Dynamical electron correlation in two-dimensional Fe_nGeTe₂ (n=3, 4, 5) magnets

The Fe_nGeTe₂ (n=3, 4, 5) family of two-dimensional magnets has attracted a lot of attention recently as they exhibit high temperature ferromagnetism along with complex temperature dependent magnetization and structural reconstructions, skyrmionic features etc. The complexity is enriched due to the presence of electron correlation and intricate magnetic interactions, where systematic theoretical studies are inadequate to have a consensus. In this work, we have employed first-principles calculations to have a systematic study of this family using (i) standard density functional theory (DFT), (ii) static electron correlation (DFT+U) and (iii) dynamic electron correlation effect (DFT+DMFT) methods.
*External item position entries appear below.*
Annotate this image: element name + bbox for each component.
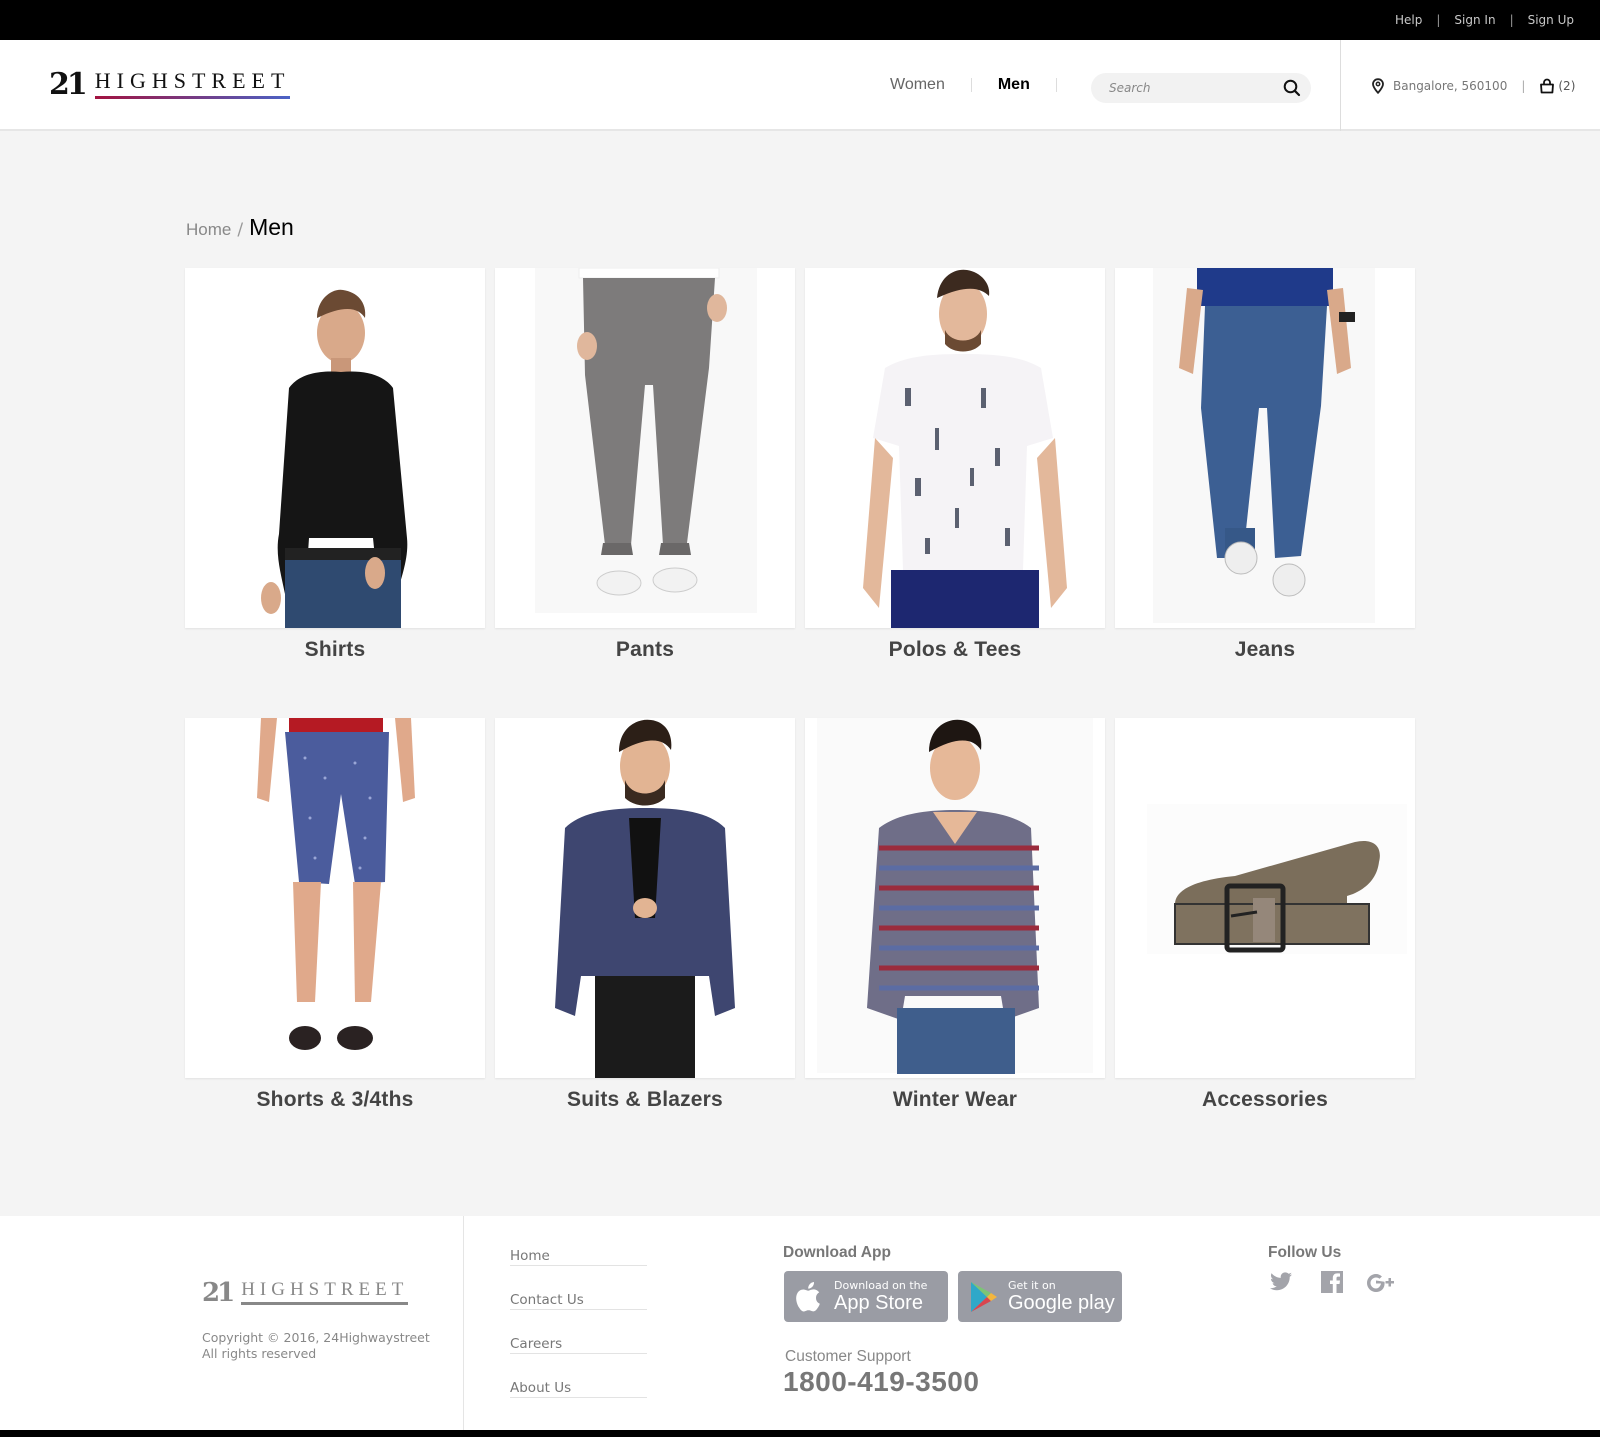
header-divider — [1340, 40, 1341, 131]
category-image-shirts — [185, 268, 485, 628]
footer-link-careers[interactable]: Careers — [510, 1332, 647, 1354]
footer-link-about[interactable]: About Us — [510, 1376, 647, 1398]
category-image-shorts — [185, 718, 485, 1078]
app-store-button[interactable]: Download on the App Store — [784, 1271, 948, 1322]
location-text[interactable]: Bangalore, 560100 — [1393, 79, 1507, 93]
nav-divider — [970, 78, 972, 92]
footer-link-home[interactable]: Home — [510, 1244, 647, 1266]
category-card-suits-blazers[interactable]: Suits & Blazers — [495, 718, 795, 1168]
category-card-pants[interactable]: Pants — [495, 268, 795, 718]
google-play-big: Google play — [1008, 1292, 1115, 1314]
category-card-shirts[interactable]: Shirts — [185, 268, 485, 718]
footer-divider — [463, 1216, 464, 1430]
app-store-text: Download on the App Store — [834, 1280, 927, 1313]
footer-links: Home Contact Us Careers About Us — [510, 1244, 647, 1420]
category-card-polos-tees[interactable]: Polos & Tees — [805, 268, 1105, 718]
footer-link-contact[interactable]: Contact Us — [510, 1288, 647, 1310]
map-pin-icon — [1371, 78, 1385, 95]
location-area: Bangalore, 560100 | (2) — [1371, 78, 1575, 95]
customer-support-phone[interactable]: 1800-419-3500 — [783, 1366, 979, 1398]
bottom-bar — [0, 1430, 1600, 1437]
logo-number: 21 — [49, 67, 88, 102]
category-image-pants — [495, 268, 795, 628]
category-label: Suits & Blazers — [567, 1088, 723, 1111]
rights-line: All rights reserved — [202, 1346, 317, 1361]
separator: | — [1436, 13, 1441, 27]
copyright: Copyright © 2016, 24Highwaystreet All ri… — [202, 1330, 430, 1362]
breadcrumb-home[interactable]: Home — [186, 220, 231, 240]
category-label: Jeans — [1234, 638, 1296, 661]
sign-in-link[interactable]: Sign In — [1454, 13, 1495, 27]
site-logo[interactable]: 21 HIGHSTREET — [49, 67, 291, 102]
app-store-small: Download on the — [834, 1279, 928, 1292]
category-image-polos-tees — [805, 268, 1105, 628]
category-label: Pants — [615, 638, 675, 661]
separator: | — [1521, 79, 1526, 93]
site-header: 21 HIGHSTREET Women Men Bangalore, 56010… — [0, 40, 1600, 131]
top-bar: Help | Sign In | Sign Up — [0, 0, 1600, 40]
app-store-big: App Store — [834, 1292, 923, 1314]
category-grid: Shirts Pants Polos & Tees Jeans Shorts &… — [185, 268, 1415, 1168]
search-input[interactable] — [1109, 73, 1279, 103]
apple-icon — [794, 1280, 826, 1314]
category-image-suits-blazers — [495, 718, 795, 1078]
category-card-accessories[interactable]: Accessories — [1115, 718, 1415, 1168]
category-image-jeans — [1115, 268, 1415, 628]
logo-number: 21 — [202, 1278, 235, 1308]
breadcrumb: Home / Men — [186, 214, 294, 241]
category-label: Shirts — [304, 638, 366, 661]
category-card-winter-wear[interactable]: Winter Wear — [805, 718, 1105, 1168]
category-label: Shorts & 3/4ths — [256, 1088, 414, 1111]
google-play-small: Get it on — [1008, 1279, 1056, 1292]
follow-us-title: Follow Us — [1268, 1244, 1342, 1261]
category-card-jeans[interactable]: Jeans — [1115, 268, 1415, 718]
copyright-line: Copyright © 2016, 24Highwaystreet — [202, 1330, 430, 1345]
google-play-button[interactable]: Get it on Google play — [958, 1271, 1122, 1322]
category-card-shorts[interactable]: Shorts & 3/4ths — [185, 718, 485, 1168]
customer-support-label: Customer Support — [785, 1348, 911, 1365]
cart-count: (2) — [1558, 79, 1576, 93]
logo-word: HIGHSTREET — [241, 1280, 409, 1305]
breadcrumb-separator: / — [237, 220, 244, 240]
nav-women[interactable]: Women — [890, 76, 945, 94]
site-footer: 21 HIGHSTREET Copyright © 2016, 24Highwa… — [0, 1216, 1600, 1430]
help-link[interactable]: Help — [1395, 13, 1422, 27]
nav-divider — [1055, 78, 1057, 92]
search-icon[interactable] — [1283, 79, 1301, 97]
google-plus-icon[interactable] — [1366, 1270, 1398, 1294]
main-nav: Women Men — [890, 76, 1083, 94]
google-play-icon — [968, 1280, 1000, 1314]
twitter-icon[interactable] — [1268, 1270, 1294, 1294]
separator: | — [1509, 13, 1514, 27]
google-play-text: Get it on Google play — [1008, 1280, 1115, 1313]
page-title: Men — [249, 214, 294, 240]
search-box — [1091, 73, 1311, 103]
sign-up-link[interactable]: Sign Up — [1528, 13, 1574, 27]
category-label: Winter Wear — [892, 1088, 1018, 1111]
nav-men[interactable]: Men — [998, 76, 1030, 94]
download-app-title: Download App — [783, 1244, 891, 1261]
category-image-accessories — [1115, 718, 1415, 1078]
category-label: Accessories — [1202, 1088, 1328, 1111]
shopping-bag-icon — [1539, 78, 1555, 94]
facebook-icon[interactable] — [1320, 1270, 1346, 1294]
category-image-winter-wear — [805, 718, 1105, 1078]
account-links: Help | Sign In | Sign Up — [1395, 0, 1574, 40]
cart-button[interactable]: (2) — [1539, 78, 1575, 94]
logo-word: HIGHSTREET — [94, 70, 291, 99]
footer-logo: 21 HIGHSTREET — [202, 1278, 409, 1308]
category-label: Polos & Tees — [888, 638, 1022, 661]
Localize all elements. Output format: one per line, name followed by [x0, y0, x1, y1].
Moreover, complex structural aspects in Fe₅GeTe₂ have been considered in connection to experimental observations. Our results show that DFT+DMFT is the most accurate method to correctly reproduce the magnetic interactions and experimentally observed transition temperatures. Moreover, Monte Carlo simulations reveal peculiar magnetic structures at low temperature. The inaccurate values of structural parameters, magnetic moments and exchange interactions obtained from DFT+U make this method inapplicable for the FGT family.